Secondly, From the math perspective, momentum needs accumulation (just like a high speed of a ball needs a long slope). The equation 6 shows that S2 is based on the accmulation of all momentums.
For example, lr anneals 1->0 in only one step, the momentum will be 1 and S2 will be 1.
If lr 1->0 in 10 steps, momentum of each step will be
step 1: 0.1
steo 2: 0.1 + 0.1*f,
step 3: 0.1 + 0.1*f + 0.1*f^2
...
step 10: 0.1 + 0.1*f + 0.1*f^2 +... + 0.1*f^9
where f is the decay factor.
S2 is the sum of the momentums, which is obviously much larger than the 1-step annelaing situation.
Or more intuitively, the blue part in figure 1 will be very, very small if you do 1-step annealing. In summary, as the author stated, the art of LRS is the balance between forward and annealing area. 1-step annealing just breaks the balance.
PS: In section 6.1, the authors discussed that the optimal annealing step is very close to the momentum window size, that is 1/(1-f).
Ah, clarification: I'm not suggesting that one-step annealing *as the last step* should be the best. I'm suggesting that annealing in one step *instead of gradually* games the formula better. So you still have, say, 20% of training at a lower learning rate; it's just that it's a step function drop right at the 80% mark, followed by a fixed, small lr, instead of a smooth decay over the last 20%.

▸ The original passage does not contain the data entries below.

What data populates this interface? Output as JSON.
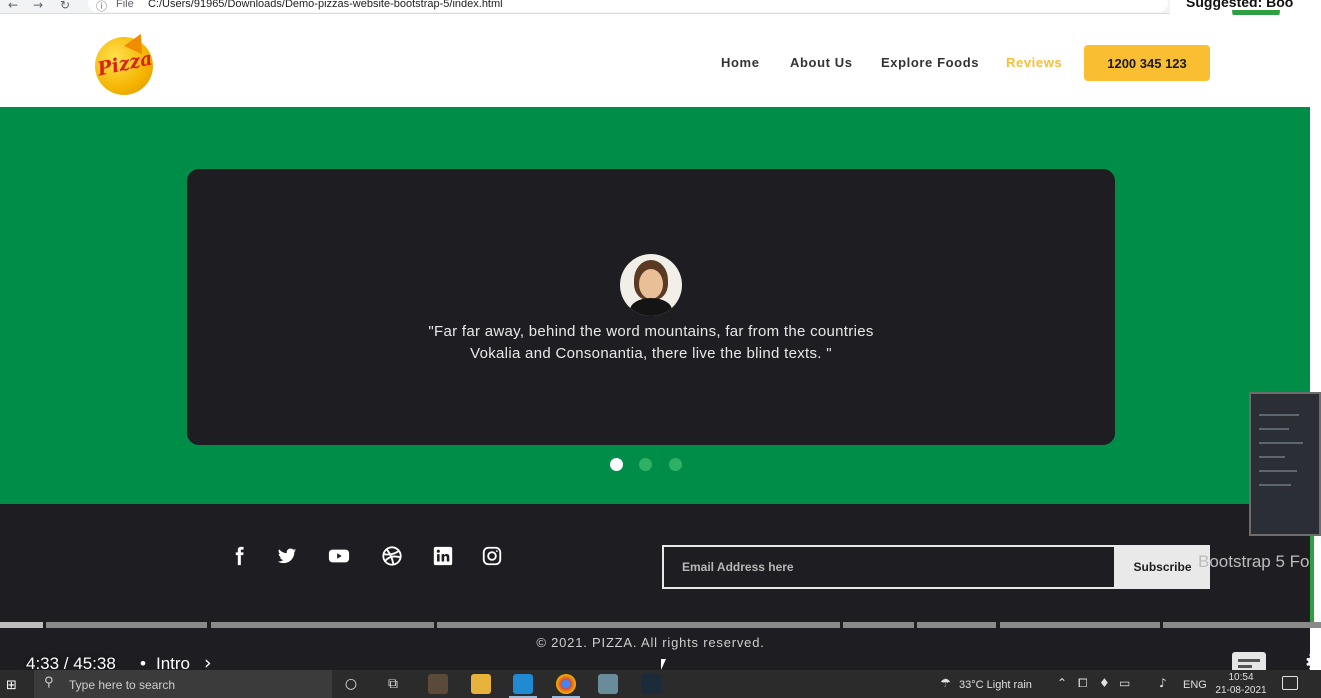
{
  "browser": {
    "back_icon": "arrow-left-icon",
    "forward_icon": "arrow-right-icon",
    "reload_icon": "reload-icon",
    "info_icon": "info-icon",
    "url_scheme": "File",
    "url_path": "C:/Users/91965/Downloads/Demo-pizzas-website-bootstrap-5/index.html"
  },
  "overlay_top_right": "Suggested: Boo",
  "header": {
    "logo_text": "Pizza",
    "nav": [
      "Home",
      "About Us",
      "Explore Foods",
      "Reviews"
    ],
    "active_nav": "Reviews",
    "phone_button": "1200 345 123"
  },
  "testimonial": {
    "quote_line1": "\"Far far away, behind the word mountains, far from the countries",
    "quote_line2": "Vokalia and Consonantia, there live the blind texts. \"",
    "dots": 3,
    "active_dot": 1
  },
  "footer": {
    "social_icons": [
      "facebook-icon",
      "twitter-icon",
      "youtube-icon",
      "dribbble-icon",
      "linkedin-icon",
      "instagram-icon"
    ],
    "email_placeholder": "Email Address here",
    "subscribe_label": "Subscribe",
    "copyright": "© 2021. PIZZA. All rights reserved."
  },
  "video_player": {
    "time": "4:33 / 45:38",
    "separator": "•",
    "chapter": "Intro",
    "sidebar_title": "Bootstrap 5 Fo"
  },
  "taskbar": {
    "search_placeholder": "Type here to search",
    "weather": "33°C  Light rain",
    "language": "ENG",
    "time": "10:54",
    "date": "21-08-2021"
  },
  "colors": {
    "brand_green": "#008d47",
    "accent_yellow": "#f9be32",
    "dark": "#1e1d22"
  }
}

This approach maximizes the sum of the momentums (blue area) subject to the constraints that:
1) We don't drop the lr below 0 and
2) the lr has to stay fixed until a certain step
You can see this by considering the impulse response from a change in lr at any time step. Each change creates a geometric series of momentum terms (as you identify), and earlier changes have more terms in the series than later changes.
However, I'm not certain that this sudden drop minimizes their *overall* loss formula. Eyeballing it, I think you're better off doing a sudden drop and just tuning when it happens, but really what we need is a proof.
Yes, the situation you mentioned has a bit larger S2 than annealing gradually. But S1 of your mentioned situation can be much smaller than annealing gradually. So I tend to believe that their "overall" loss would be worse in your situation. I agree that what we need is a proof when something tradeoff between S1 and S2 happens.
Not sure what happened, but Substack unsubbed me from your newsletter.
Might want to check if that's happened with other people.
I love these papers and the implications. I keep coming back to the value of discriminators. Many papers have proposed majority vote for best completions. Have any papers proposed majority vote for many completions x many judges? Of course, this introduces combinatoric scaling of test time compute, but if test time inference is ~free, this seems likely to extend the scaling laws, perhaps substantially.
I personally haven't seen it but have also been out of the loop for a few months. The multiple judges angle is interesting and makes me wonder what the optimal combination of [pseudo-]ensembling techniques for a fixed generator.